Phdinparenting has a bunch of wonderfully informative and passionate posts about the many reasons to boycott Nestlé. Here's an overview of some of the terrible things about Nestlé from a post called Why I Protest Nestlé's Unethical Business Practices:
  • Promoting infant formula with misleading and harmful strategies that violate the International Code of Marketing of Breastmilk Substitutes and put babies at risk;
  • Using suppliers that violate human rights (e.g. purchasing milk from Mugabe, buying cocoa from suppliers that use child slaves) and destroy the environment (e.g. palm oil from rainforest);
  • Controlling and abusing of water sources in its bottled water operations;
  • Promoting unhealthy food, especially for young children;
  • Trade union busting activities and denying the rights of workers to collectively bargain;
  • ...and more.
Birthing Beautiful Ideas has a great post on what the boycott is—and isn't—about. Namely, it's not about making you feel guilty, asking you to throw out any Nestle products you've already bought, looking down on families who feed formula, or thinking you're a "bad" parent. It is about "judging compaines who violate the International Code of Marketing of Breastmilk Substitutes and whose marketing practices do little to curb the estimated 1.5 million infant and child deaths each year that could have been prevented through improved breastfeeding practices."

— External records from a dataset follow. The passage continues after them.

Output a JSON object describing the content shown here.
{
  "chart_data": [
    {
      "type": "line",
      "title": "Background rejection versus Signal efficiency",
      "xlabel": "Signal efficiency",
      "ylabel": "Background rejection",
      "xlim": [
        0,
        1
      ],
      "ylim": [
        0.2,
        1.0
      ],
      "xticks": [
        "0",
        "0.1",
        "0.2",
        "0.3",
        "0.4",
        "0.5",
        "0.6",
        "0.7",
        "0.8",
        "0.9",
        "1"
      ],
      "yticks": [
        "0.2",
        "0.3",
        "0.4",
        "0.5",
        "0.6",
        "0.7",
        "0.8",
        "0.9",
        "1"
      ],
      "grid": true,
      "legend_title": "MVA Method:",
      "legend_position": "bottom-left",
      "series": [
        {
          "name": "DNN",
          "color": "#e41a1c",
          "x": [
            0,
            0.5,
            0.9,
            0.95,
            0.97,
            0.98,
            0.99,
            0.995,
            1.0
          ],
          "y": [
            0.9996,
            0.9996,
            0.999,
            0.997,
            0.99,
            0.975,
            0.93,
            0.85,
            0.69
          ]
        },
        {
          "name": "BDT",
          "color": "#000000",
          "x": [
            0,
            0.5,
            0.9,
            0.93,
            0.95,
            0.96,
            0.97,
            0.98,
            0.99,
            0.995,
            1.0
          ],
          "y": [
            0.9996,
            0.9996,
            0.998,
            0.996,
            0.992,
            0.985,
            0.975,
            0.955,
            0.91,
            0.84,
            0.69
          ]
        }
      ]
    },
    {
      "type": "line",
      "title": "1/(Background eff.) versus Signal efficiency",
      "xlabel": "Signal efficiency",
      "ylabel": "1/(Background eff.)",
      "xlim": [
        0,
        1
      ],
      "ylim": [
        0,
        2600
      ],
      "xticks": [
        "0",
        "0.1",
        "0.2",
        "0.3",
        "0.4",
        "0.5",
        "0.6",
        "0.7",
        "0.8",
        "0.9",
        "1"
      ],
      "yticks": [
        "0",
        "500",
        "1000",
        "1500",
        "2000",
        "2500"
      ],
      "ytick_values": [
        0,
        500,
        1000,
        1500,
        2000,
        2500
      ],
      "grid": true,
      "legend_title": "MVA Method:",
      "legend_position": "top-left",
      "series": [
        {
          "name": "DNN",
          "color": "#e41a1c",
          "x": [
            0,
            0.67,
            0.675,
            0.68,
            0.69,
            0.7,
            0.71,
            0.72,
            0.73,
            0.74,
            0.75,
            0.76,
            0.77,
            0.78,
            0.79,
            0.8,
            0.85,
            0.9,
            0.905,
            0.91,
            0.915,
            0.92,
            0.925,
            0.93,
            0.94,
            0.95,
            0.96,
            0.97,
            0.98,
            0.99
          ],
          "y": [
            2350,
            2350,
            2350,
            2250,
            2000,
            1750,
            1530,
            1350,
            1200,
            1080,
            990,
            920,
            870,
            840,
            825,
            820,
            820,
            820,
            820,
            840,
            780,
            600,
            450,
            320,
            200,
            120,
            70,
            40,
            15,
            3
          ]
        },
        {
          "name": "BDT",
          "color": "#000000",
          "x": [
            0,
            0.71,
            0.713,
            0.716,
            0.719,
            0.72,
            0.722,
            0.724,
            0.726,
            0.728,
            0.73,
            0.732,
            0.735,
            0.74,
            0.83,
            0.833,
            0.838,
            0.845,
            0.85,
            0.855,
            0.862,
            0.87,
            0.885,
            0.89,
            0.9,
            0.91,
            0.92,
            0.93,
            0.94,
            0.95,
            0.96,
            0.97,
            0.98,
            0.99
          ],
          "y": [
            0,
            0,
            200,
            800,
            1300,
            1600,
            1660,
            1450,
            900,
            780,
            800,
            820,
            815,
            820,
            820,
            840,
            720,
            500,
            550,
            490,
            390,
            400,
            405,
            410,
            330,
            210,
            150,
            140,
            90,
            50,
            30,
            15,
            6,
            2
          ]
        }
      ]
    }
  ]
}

So, please join me in boycotting Nestlé this week, even if you can't do it all year 'round.

If you want to help even more, go over to, and email Nestlé about their latest marketing scam that claims their infant formula "protects" babies, and is "The New "Gold Standard" in Infant Nutrition."

*Edited later to add: I was mistaken. Cheerios is owned by Nestlé outside the US, Canada, and Australia.


  1. Hi, Amy! What's the Cheerios connection to Nestle? I've been using the graphic from PhD in Parenting as a "cheat sheet," but I don't see General Mills on there. Thanks for this post!

  2. Rachael, you're right! I had looked it up a while ago and ignored the part that says Cheerios is sold by Nestlé in the UK and other countries, but not in the US, Canada, and Australia (where it's sold by General Mills). Thanks for setting me straight!